伝統の味や技を守りつつ、和菓子を通じて四季折々の花鳥風月や美しい日本文化を伝え残したいと、さまざまな取り組みをされている虎屋本舗。この「はっさく大福」も広島県因島が発祥といわれているはっさくを和菓子に生かしたいと考えられたのがはじまり。現在は商品の安定供給のために和歌山県の農家さんのみずみずしいはっさくが使用されており、さわやかな味わいが長く広く愛されています。
はっさくはプチっと弾けるような食感と甘酸っぱさ、ほのかに感じるさわやかな苦味が持ち味。その特徴を生かして上品な甘さの白あんともちもち食感の求肥で包み込んだ大福は、絶妙なバランスを考え抜かれたゆえのおいしさ! 伝統の技で手亡豆のうまみを活かした白あんがはっさく特有の甘酸っぱさと苦みを引き立て、やさしくなめらかな舌ざわりの中からあふれ出すみずみずしい果汁とシャキシャキ感がたまりません。

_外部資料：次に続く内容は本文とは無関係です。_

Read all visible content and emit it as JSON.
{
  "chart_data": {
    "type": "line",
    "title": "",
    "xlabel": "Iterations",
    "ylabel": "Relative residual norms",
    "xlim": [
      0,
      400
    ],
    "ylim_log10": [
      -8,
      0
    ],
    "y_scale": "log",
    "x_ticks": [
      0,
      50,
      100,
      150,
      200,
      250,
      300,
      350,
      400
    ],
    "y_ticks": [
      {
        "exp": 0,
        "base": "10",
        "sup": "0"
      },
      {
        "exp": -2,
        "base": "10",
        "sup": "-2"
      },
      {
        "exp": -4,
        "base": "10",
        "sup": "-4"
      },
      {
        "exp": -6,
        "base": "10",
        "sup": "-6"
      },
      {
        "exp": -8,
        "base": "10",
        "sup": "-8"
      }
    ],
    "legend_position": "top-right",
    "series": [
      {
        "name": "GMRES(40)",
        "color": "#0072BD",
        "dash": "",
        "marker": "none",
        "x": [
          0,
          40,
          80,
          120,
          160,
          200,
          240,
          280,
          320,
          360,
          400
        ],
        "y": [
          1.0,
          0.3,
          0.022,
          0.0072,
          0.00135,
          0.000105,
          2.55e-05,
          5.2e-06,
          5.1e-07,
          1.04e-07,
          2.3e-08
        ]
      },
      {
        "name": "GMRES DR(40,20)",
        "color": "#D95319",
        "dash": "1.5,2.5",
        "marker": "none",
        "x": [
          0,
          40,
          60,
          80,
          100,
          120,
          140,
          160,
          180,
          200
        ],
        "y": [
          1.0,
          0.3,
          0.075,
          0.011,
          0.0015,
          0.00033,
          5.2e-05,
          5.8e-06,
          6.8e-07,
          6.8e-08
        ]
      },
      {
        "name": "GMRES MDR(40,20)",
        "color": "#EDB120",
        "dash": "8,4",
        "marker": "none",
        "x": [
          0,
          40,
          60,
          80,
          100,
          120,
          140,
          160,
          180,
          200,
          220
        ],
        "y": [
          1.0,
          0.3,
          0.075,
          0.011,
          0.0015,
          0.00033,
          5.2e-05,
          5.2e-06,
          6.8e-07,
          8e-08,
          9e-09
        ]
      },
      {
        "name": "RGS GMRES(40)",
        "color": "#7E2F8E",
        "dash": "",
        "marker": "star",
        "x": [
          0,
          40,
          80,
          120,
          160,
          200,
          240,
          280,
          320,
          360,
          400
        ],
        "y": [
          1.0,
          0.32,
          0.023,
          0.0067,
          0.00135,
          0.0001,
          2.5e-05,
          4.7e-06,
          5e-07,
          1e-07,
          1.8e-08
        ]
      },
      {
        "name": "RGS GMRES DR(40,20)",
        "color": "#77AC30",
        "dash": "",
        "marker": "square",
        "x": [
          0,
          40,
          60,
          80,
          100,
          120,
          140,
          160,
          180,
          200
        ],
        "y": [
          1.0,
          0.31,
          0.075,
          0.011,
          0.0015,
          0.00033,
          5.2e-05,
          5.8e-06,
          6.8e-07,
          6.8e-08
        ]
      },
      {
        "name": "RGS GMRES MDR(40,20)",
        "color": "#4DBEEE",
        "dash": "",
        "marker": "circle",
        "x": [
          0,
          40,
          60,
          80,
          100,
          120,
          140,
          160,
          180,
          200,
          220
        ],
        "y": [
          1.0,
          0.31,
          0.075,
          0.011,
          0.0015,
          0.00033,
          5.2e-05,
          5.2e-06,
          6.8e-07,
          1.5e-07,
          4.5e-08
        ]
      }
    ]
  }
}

はっさくを模したかわいらしい包み紙でひとつずつ包装された大福は、広島のお土産としても大人気。ぜいたくで涼やかな虎屋自慢の逸品です。
◇虎屋本舗のこと◇
虎屋の歴史は古く、江戸初期までさかのぼります。兵庫で廻船問屋(当時の海運業)と染物屋を営んでいた高田屋の初代が、元和六年(1620年)に徳川家康公の従兄弟にあたる初代福山藩主・水野勝成公の命を受けて伏見櫓を運んだごほうびとに福山吉津に土地を拝領。宿老を仰せつかって福山に永住することになってはじめたのが菓子匠、虎屋本舗(高田屋)です。福山城築城の折に献上したまんじゅうの味を藩主がいたく賞賛され、豊穣を祝う伝統火祭り「左義長」(とんど)の名(現在の銘菓“とんど饅頭”)を拝命。以来、400年以上にわたり福山藩御用菓子司として伝統的な和菓⼦職⼈の技を守り継ぎながら、瀬戸内の文化や素材を生かしたお菓子づくりに精進されています。